Normally, playing video games at work in China is frowned upon. Unless you're working in the games industry or covering the games industry, gaming at work can lead to trouble. However, for one branch of China's military, video games are just a part of their daily training regimen.
Much like the armed forces in the US, the Chinese military is broken down into many different portions. The Chinese military consists of the navy, air force, and army, which are all part of the People's Liberation Army. In China, however, there is one extra group; the People's Armed Police. The main focus of the People's Armed Police is vastly different from the other branches of the military—their job is to deal with internal issues. They're also the first branch of the PLA that has openly stated that they use video games to enhance the lives of their troops.
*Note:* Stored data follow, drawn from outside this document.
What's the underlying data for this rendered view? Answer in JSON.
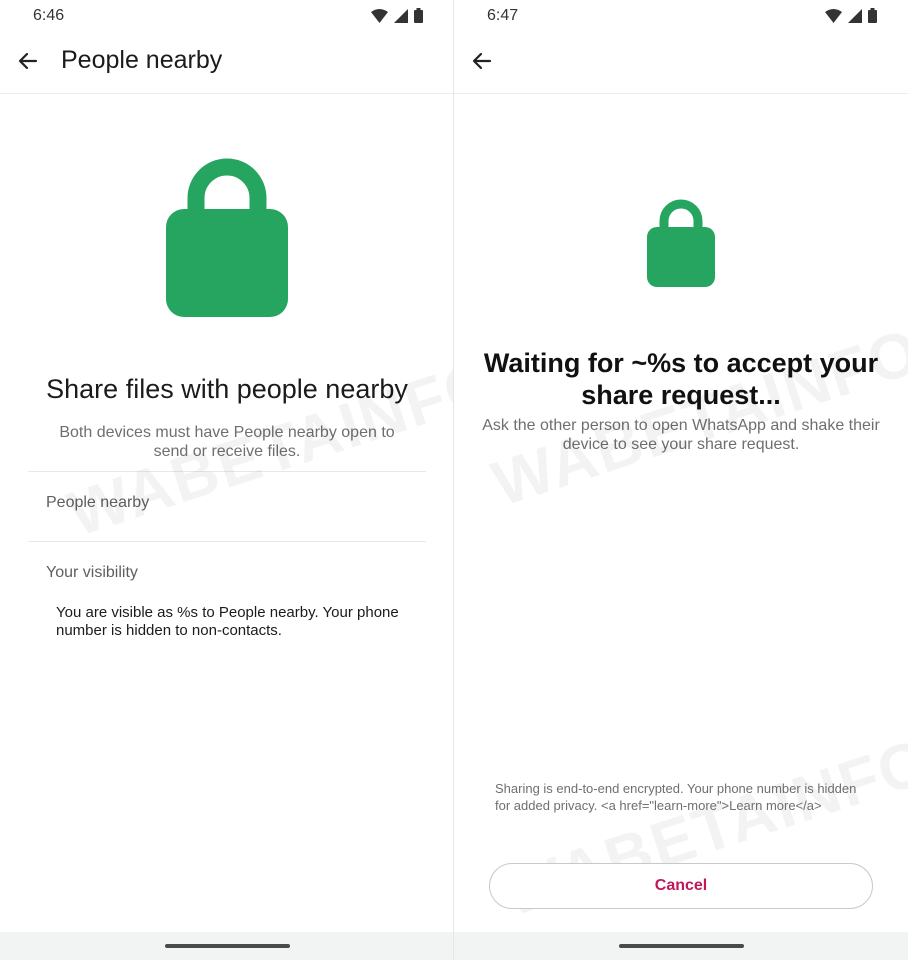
{
  "left_screen": {
    "status_time": "6:46",
    "title": "People nearby",
    "heading": "Share files with people nearby",
    "subtitle": "Both devices must have People nearby open to send or receive files.",
    "rows": [
      {
        "label": "People nearby"
      },
      {
        "label": "Your visibility"
      }
    ],
    "visibility_text": "You are visible as %s to People nearby. Your phone number is hidden to non-contacts.",
    "icons": [
      "wifi-icon",
      "cell-signal-icon",
      "battery-icon",
      "back-arrow-icon",
      "lock-icon"
    ]
  },
  "right_screen": {
    "status_time": "6:47",
    "heading": "Waiting for ~%s to accept your share request...",
    "subtitle": "Ask the other person to open WhatsApp and shake their device to see your share request.",
    "encryption_note": "Sharing is end-to-end encrypted. Your phone number is hidden for added privacy. <a href=\"learn-more\">Learn more</a>",
    "cancel_label": "Cancel"
  },
  "colors": {
    "lock_green": "#25A55F",
    "cancel_text": "#C2185B"
  },
  "watermark": "WABETAINFO"
}
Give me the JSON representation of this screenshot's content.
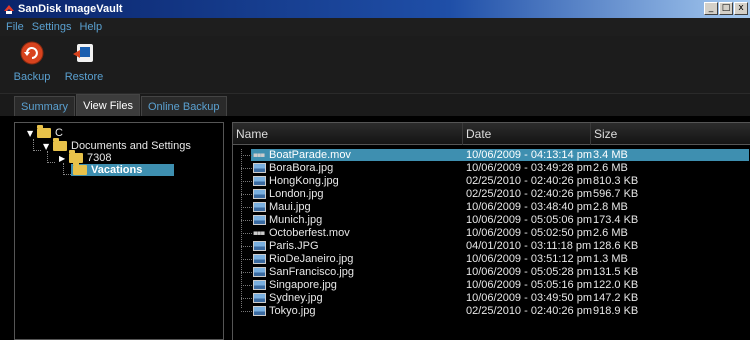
{
  "window": {
    "title": "SanDisk ImageVault",
    "buttons": [
      "_",
      "□",
      "x"
    ]
  },
  "menu": [
    "File",
    "Settings",
    "Help"
  ],
  "toolbar": {
    "backup_label": "Backup",
    "restore_label": "Restore"
  },
  "tabs": [
    {
      "label": "Summary",
      "active": false
    },
    {
      "label": "View Files",
      "active": true
    },
    {
      "label": "Online Backup",
      "active": false
    }
  ],
  "tree": {
    "root": "C",
    "documents": "Documents and Settings",
    "user": "7308",
    "selected": "Vacations"
  },
  "file_list": {
    "columns": [
      "Name",
      "Date",
      "Size"
    ],
    "rows": [
      {
        "name": "BoatParade.mov",
        "date": "10/06/2009 - 04:13:14 pm",
        "size": "3.4 MB",
        "type": "movie",
        "selected": true
      },
      {
        "name": "BoraBora.jpg",
        "date": "10/06/2009 - 03:49:28 pm",
        "size": "2.6 MB",
        "type": "image"
      },
      {
        "name": "HongKong.jpg",
        "date": "02/25/2010 - 02:40:26 pm",
        "size": "810.3 KB",
        "type": "image"
      },
      {
        "name": "London.jpg",
        "date": "02/25/2010 - 02:40:26 pm",
        "size": "596.7 KB",
        "type": "image"
      },
      {
        "name": "Maui.jpg",
        "date": "10/06/2009 - 03:48:40 pm",
        "size": "2.8 MB",
        "type": "image"
      },
      {
        "name": "Munich.jpg",
        "date": "10/06/2009 - 05:05:06 pm",
        "size": "173.4 KB",
        "type": "image"
      },
      {
        "name": "Octoberfest.mov",
        "date": "10/06/2009 - 05:02:50 pm",
        "size": "2.6 MB",
        "type": "movie"
      },
      {
        "name": "Paris.JPG",
        "date": "04/01/2010 - 03:11:18 pm",
        "size": "128.6 KB",
        "type": "image"
      },
      {
        "name": "RioDeJaneiro.jpg",
        "date": "10/06/2009 - 03:51:12 pm",
        "size": "1.3 MB",
        "type": "image"
      },
      {
        "name": "SanFrancisco.jpg",
        "date": "10/06/2009 - 05:05:28 pm",
        "size": "131.5 KB",
        "type": "image"
      },
      {
        "name": "Singapore.jpg",
        "date": "10/06/2009 - 05:05:16 pm",
        "size": "122.0 KB",
        "type": "image"
      },
      {
        "name": "Sydney.jpg",
        "date": "10/06/2009 - 03:49:50 pm",
        "size": "147.2 KB",
        "type": "image"
      },
      {
        "name": "Tokyo.jpg",
        "date": "02/25/2010 - 02:40:26 pm",
        "size": "918.9 KB",
        "type": "image"
      }
    ]
  },
  "colors": {
    "accent": "#3e8fb0",
    "link": "#5aa0d0",
    "background": "#000000",
    "folder": "#e8c24a"
  }
}
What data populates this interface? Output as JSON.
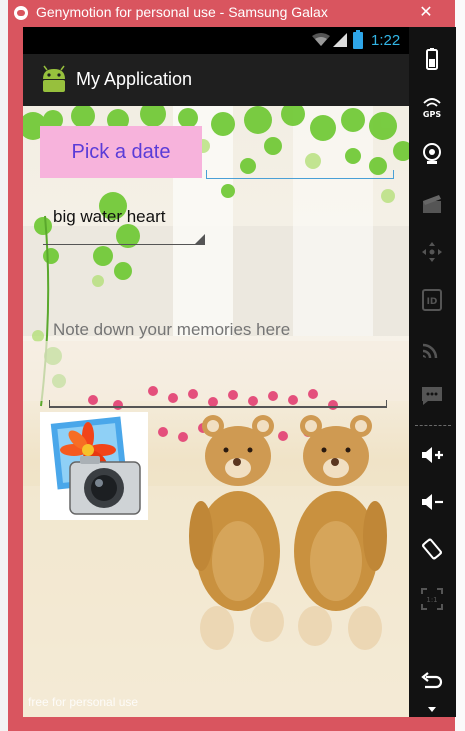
{
  "window": {
    "title": "Genymotion for personal use - Samsung Galax",
    "close_glyph": "✕"
  },
  "status_bar": {
    "time": "1:22",
    "accent": "#33b5e5"
  },
  "action_bar": {
    "app_title": "My Application",
    "icon": "android-icon"
  },
  "form": {
    "date_button": "Pick a date",
    "date_value": "",
    "spinner_selected": "big water heart",
    "memories_placeholder": "Note down your memories here",
    "photo_button_icon": "camera-photo-icon"
  },
  "watermark": "free for personal use",
  "sidebar": {
    "items": [
      "battery-icon",
      "gps-icon",
      "webcam-icon",
      "clapper-icon",
      "dpad-icon",
      "id-icon",
      "cast-icon",
      "sms-icon",
      "volume-up-icon",
      "volume-down-icon",
      "rotate-icon",
      "scale-icon",
      "back-icon",
      "menu-icon"
    ],
    "gps_label": "GPS",
    "id_label": "ID",
    "scale_label": "1:1"
  },
  "colors": {
    "window_frame": "#d9555f",
    "button_bg": "#f7b3dc",
    "button_text": "#5a3cd8"
  }
}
Reported by Phoenix News online, the PAP recently put out a report about how they deal with troop morale in the 800,000 strong organization. One morale boosting exercise involves creating walls called "smile walls," where pictures of smiling and happy members of the PAP are hung up. However, the part that PAP members seem to be most excited about is the military recreation room.
According to Phoenix, the military recreation room is exactly as its name implies: a recreation room for the PAP members. Inside the room there are various "gaming" devices and computers that are loaded with video games. The PAP doesn't exactly sound out what these gaming devices or games are but they do point out the genres. There are gunslinger games (probably arcade light gun games), battlefield games, console-grade first-person shooters, fighting game simulations, and co-operative games. According to the PAP, the troops have had a lot of fun since the opening of the military recreation room.
On top of the recreation room, the PAP says that their squadron training room also uses video games, such as Counter-Strike and domestically developed FPS The Glorious Mission, to help train soldiers for battle. This type of video game war training is similar to what is already being done in the United States and other parts of the world.
One member of the PAP, named Deng, said that playing games has helped him train his vision and reflexes. Deng says that playing games, both online and offline, improved his observation skills, adaptability and collaboration awareness, and even helped him in his everyday tasks.